The GRAD program, once it has formally begun, consists of three phases that last a total of nine months. After two months of in-cell tutoring, participants are moved to less restrictive housing and exposed to a classroom curriculum that includes life skills and cognitive intervention training, GED preparation and classes in anger management.
TDCJ has thousands of confirmed prison gang members out of a total population of over 150,000. Some estimate that gang affiliation exists for as much as 10% of the prison population. There is always an ongoing effort by prison officials to identify gang members and remove them from the general offender population, in large part because up to 40,000 people are sent into TDCJ by the court system each year, and many of those people have never been in the prison system, so there is no prior intelligence on that person’s possible gang activities.

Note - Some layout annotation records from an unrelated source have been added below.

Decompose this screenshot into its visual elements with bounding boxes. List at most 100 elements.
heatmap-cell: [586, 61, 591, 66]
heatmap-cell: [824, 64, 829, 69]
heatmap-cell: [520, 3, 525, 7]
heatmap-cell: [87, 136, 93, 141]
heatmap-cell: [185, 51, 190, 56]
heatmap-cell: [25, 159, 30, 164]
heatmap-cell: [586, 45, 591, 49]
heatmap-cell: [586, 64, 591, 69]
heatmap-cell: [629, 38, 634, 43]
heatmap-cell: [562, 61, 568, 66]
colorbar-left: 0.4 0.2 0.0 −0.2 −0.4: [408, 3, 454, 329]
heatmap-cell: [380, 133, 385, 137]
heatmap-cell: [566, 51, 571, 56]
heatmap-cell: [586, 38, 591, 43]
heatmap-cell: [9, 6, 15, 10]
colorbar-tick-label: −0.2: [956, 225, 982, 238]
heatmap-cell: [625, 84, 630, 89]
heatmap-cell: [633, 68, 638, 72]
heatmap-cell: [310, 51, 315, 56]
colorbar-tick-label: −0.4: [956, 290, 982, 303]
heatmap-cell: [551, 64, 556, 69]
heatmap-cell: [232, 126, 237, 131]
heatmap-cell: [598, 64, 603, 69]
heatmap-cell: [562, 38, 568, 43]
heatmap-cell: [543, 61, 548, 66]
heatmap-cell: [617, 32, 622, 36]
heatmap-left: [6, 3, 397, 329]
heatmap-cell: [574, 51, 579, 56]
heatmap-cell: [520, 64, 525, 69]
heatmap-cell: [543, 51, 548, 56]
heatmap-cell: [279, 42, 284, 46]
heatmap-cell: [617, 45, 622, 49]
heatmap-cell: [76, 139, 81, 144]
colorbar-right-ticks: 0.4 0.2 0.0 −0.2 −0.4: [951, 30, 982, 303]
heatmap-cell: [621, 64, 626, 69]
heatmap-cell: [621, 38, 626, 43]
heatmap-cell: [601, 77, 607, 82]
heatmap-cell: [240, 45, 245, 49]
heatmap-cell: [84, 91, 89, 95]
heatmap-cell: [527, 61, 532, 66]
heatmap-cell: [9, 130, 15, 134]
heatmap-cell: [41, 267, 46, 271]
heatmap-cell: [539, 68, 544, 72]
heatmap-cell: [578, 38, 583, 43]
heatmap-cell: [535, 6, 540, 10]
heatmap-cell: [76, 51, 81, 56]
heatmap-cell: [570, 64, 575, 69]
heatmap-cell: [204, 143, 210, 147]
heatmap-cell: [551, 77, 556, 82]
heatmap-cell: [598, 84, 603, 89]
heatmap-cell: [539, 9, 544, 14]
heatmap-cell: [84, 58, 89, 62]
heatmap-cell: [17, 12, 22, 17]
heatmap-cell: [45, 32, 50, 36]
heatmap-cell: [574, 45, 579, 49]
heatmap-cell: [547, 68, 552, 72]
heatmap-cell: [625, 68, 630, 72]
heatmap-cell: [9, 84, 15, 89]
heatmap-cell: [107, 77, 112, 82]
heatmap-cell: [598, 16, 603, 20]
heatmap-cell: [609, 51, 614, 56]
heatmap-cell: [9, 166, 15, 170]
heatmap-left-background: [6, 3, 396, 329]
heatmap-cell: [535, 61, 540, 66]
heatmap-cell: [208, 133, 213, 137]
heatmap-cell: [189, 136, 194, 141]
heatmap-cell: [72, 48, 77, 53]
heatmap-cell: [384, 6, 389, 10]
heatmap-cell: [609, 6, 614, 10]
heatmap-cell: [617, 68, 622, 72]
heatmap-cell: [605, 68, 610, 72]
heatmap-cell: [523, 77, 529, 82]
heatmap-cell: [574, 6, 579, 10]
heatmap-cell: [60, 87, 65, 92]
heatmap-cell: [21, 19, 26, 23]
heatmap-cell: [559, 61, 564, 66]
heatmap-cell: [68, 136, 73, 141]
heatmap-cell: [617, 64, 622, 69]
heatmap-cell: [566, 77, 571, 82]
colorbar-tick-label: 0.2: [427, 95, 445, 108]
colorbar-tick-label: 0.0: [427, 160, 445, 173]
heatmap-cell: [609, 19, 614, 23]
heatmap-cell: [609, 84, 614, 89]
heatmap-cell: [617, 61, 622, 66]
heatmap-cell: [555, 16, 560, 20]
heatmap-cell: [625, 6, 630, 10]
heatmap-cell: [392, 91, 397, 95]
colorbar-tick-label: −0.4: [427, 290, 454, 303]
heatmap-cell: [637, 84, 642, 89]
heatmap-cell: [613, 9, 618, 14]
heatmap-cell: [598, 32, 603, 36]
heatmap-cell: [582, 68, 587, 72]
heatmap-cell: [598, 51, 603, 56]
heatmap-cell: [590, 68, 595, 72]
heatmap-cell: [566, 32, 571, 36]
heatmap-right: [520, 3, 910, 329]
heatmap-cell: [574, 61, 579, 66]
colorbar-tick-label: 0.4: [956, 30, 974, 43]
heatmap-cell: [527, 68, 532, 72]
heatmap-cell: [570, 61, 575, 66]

Consequently, the prisons have Gang Intelligence Officers who are always keeping their ears and eyes open in order to confirm as many gang members as possible. TDCJ makes these gang identification efforts a very high priority.
Gang members belong to rigidly structured organizations such as the Texas Syndicate, Aryan Brotherhood and the Mexican Mafia. It seems one’s racial and ethnic background are the starting point for determining what group, if any, a person may have joined. These groups are reputed to be involved in organized criminal activities, both inside and outside of prison. GRAD is the only path out of Ad Seg besides parole or completely discharging one’s sentence. Interestingly, TDCJ does not presently identify any African American gang as a security threat group. Thus, members of the “Crips” or the “Bloods” are not isolated from general population like members of hispanic and white gangs. I’m not really sure why, but I would be curious to find out the answer.
Upon graduation, GRAD offenders are typically moved to a new prison and returned to the general prison population. This is not without risk. Former gang members have told me on more than one occasion that going through GRAD makes them a target of retaliation at the hands any current gang member from their former gang that TDCJ has failed to properly identify and isolate. Therefore, all graduates of GRAD have even more incentive to make parole than inmates who have never been in a gang.
Prison gangs remain a problem for the Texas prisons, as well as the penal institutions of other states and the federal system. However, TDCJ has made the control of gangs and gang violence a high priority for over two decades now, and these efforts have undoubtedly resulted in safer prisons.
As a parole attorney, I can unequivocally attest that sincere participation in GRAD is seen as a positive sign by Parole Board Members and Parole Commisssioners, although it is a mistake to assume that GRAD participation alone will be the determining factor for the parole decision. It is, however, more accurate to say that active gang participation may well be the single biggest impediment to gaining a favorable parole decsion.